Numerous sources dispute this, including several television producers and broadcast technicians who regularly use the LiveU Matrix. They say the service only offers access to feeds that they are authorized to receive — because they belong to a certain group of stations, or are affiliated with a news service or wire — and that the LiveU Matrix does not download anything without a specific prompt.
A former LiveU engineer who worked on several iterations of the LiveU Matrix also claims the lawyer is wrong, claiming that the service — which is accessed through an ordinary web browser — only downloads a cookie file that keeps a person or station signed in to the service.
“It does not download anything, unless we tell it to download something, and even then, it’s only a video file,” said the engineer, who asked to remain anonymous because they did not have permission from their news organization to speak with a reporter. “I’ve never seen it download a list of feeds, even within our company.

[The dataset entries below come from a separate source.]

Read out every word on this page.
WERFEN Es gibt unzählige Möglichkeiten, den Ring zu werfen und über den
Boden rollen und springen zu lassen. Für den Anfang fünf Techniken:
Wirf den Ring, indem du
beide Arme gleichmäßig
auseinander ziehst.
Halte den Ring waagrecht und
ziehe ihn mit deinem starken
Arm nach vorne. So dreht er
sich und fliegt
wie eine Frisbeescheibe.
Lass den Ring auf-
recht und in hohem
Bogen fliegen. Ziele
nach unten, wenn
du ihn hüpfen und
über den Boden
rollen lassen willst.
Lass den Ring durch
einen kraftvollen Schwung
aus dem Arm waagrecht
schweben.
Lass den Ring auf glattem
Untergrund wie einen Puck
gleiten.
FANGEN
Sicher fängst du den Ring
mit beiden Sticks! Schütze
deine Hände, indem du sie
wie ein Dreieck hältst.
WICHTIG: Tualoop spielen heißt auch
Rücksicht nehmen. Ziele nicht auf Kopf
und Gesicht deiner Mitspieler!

He’s totally wrong, it just does not work that way.”
It was not clear how Burke’s attorneys came to believe that the LiveU Matrix downloaded anything upon logging in, or whether they were simply passing along anecdotal and unsubstantiated claims from their client. Burke’s attorneys have refused to speak with The Desk about the case; as this story was coming together, a marketing firm hired by Burke’s legal team offered to arrange an interview with his latest attorney, Ryan Kirkpatrick, who is representing him pro bono. After accepting the invitation, Kirkpatrick reneged on the offer without explanation.
As of Monday, Burke has not been charged with a crime. But court briefs filed by his legal team in the pre-indictment stage reveal some of his legal defense should prosecutors move forward with charges in the future.
In an opening brief filed with an appellate court last month, the journalist’s legal team relied heavily on a recent U.S. Supreme Court case in which a former police officer’s computer fraud conviction was tossed. In that case, the higher court found Nathan Van Buren did not violate the Computer Fraud and Abuse Act when he accessed a police database to look up license plate information on behalf of another person. The court held that Van Buren was authorized to access the database as part of his job, even if he exceeded the type of authorization that his employer intended.
But Burke’s situation is different from Van Buren, because he has no apparent connection to any of the parties involved in the investigation. In an email, Walker at WGNS Radio said he had “never heard of Timothy Burke” until he was contacted by The Desk, and further said that “Timothy Burke has never been employed or contracted by WGNS, to my recollection.” A spokesperson for Fox News affirmed the same, writing by e-mail that “I can confirm that Tim Burke has never been employed by Fox News Media,” referring to the parent company of the news channel.
Officials at LiveU and CBS News did not return requests for comment, but a public resume posted to Burke’s website and LinkedIn profiles do not mention any employment or contractual work for either company.